In Walter Isaacson’s new book, “Steve Jobs,” he illustrates Jobs’ unique ability to craft products that people emotionally connect and engage with. No shock there; the iPod, iPhone and iPad have been some of the most successful product launches in history due to the fact that the actual device draws you in and engages you. It creates more of a connection and gives you the type of access your desktop could never provide.
In a recent article by Steve Nash on Mobile Insider, he makes the point that the mobile Web (phone and tablet) is what we have wanted all along. That is the ability to access from where we are—not where our desktop is or where we can open our laptop.
Our mobile devices, according to Nash, are fixing what the traditional Web had broken over the years: engagement. This can be seen through the metrics of early apps like GQ in which engagement approached the hour mark per issue. This type of time spent was traditionally how long people spent perusing the pages of the actual magazine (because they could pick it up and take it with them to multiple places). However, when it came to the Web, if the time spent averaged a quarter of that, it would be a success.

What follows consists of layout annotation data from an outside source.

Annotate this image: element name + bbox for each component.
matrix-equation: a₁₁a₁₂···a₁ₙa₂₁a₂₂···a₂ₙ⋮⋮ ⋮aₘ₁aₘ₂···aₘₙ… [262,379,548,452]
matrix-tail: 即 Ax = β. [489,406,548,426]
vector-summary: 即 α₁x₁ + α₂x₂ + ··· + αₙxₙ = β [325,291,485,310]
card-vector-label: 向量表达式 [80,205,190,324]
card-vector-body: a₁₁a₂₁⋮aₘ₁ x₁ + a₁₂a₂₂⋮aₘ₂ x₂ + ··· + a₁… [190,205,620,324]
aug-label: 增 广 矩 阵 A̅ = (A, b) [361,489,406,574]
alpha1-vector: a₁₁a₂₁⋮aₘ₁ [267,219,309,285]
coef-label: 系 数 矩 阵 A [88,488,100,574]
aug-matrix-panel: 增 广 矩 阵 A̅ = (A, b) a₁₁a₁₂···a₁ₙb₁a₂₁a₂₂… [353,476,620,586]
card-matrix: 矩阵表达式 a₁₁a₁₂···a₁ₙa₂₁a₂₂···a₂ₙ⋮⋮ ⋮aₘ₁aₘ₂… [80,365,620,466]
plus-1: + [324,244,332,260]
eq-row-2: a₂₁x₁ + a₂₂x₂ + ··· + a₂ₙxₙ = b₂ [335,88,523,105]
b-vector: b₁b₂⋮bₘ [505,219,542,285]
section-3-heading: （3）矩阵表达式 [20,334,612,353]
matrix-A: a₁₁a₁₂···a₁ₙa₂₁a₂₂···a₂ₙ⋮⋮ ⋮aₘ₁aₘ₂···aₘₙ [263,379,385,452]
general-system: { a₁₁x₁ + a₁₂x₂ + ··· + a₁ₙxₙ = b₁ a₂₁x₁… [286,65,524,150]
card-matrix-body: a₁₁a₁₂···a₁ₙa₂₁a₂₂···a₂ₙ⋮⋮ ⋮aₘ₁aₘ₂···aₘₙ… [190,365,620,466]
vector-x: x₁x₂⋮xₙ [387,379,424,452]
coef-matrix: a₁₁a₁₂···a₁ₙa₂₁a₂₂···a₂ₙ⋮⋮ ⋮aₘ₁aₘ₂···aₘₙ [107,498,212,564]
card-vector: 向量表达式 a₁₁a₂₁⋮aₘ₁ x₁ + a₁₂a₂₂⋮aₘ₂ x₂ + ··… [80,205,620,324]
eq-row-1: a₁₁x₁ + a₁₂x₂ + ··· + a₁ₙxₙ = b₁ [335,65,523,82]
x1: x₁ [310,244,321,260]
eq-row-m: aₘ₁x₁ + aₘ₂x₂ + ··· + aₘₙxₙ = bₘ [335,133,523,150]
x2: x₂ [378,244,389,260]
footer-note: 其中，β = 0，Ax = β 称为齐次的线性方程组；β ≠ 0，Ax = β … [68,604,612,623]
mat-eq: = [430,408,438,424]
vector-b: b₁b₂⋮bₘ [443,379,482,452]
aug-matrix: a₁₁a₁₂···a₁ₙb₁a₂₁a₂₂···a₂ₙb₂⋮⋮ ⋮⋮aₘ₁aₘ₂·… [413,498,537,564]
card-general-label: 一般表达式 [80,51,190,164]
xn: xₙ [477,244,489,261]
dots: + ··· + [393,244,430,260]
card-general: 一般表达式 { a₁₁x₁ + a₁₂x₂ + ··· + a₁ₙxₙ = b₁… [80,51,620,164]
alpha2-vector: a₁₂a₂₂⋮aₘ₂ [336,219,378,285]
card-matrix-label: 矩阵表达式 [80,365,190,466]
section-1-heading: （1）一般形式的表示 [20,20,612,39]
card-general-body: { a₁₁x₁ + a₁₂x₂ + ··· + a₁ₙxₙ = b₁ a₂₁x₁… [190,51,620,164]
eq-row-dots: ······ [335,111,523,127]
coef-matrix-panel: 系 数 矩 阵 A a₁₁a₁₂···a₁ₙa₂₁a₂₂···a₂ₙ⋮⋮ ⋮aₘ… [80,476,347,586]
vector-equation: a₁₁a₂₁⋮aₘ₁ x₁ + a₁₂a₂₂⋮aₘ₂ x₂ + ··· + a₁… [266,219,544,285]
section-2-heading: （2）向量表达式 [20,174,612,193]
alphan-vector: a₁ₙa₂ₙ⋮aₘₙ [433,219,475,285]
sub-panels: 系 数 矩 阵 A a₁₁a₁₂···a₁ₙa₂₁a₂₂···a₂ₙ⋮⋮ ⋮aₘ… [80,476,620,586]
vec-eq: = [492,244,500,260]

Nash goes on to point out that the desktop and traditional online experience is the most uncomfortable of all our various media platforms; I couldn’t agree more. What this new generation of devices like the iPhone and iPad do is give us back the control over where and when we shop/browse/read/watch/listen; on the couch, on the train, during our lunch break, at Starbucks—wherever and whenever we want.
The realization that people actually enjoy these types of media will and should make us all reconsider how we go about engaging users online, knowing that we want to go online from our mobile devices, not our desktop.
While I can visit a number of real estate websites from my desktop and see the same properties on all of them, what I want is the ability to pull them up on my iPad while in a neighborhood or thumb through the streets of that neighborhood on Google Maps to see the other houses in the area and how they’re kept from the comfort of my couch. Real estate consumers are no different than the magazine reader who has swapped the printed pages for the app because they can still turn the page and take it with them on the train.
Put your brand in the position to engage consumers the way they want to be engaged by rethinking your approach on the devices of today—mobile devices.
Seth Kaplan is president of Mobile Real Estate ID.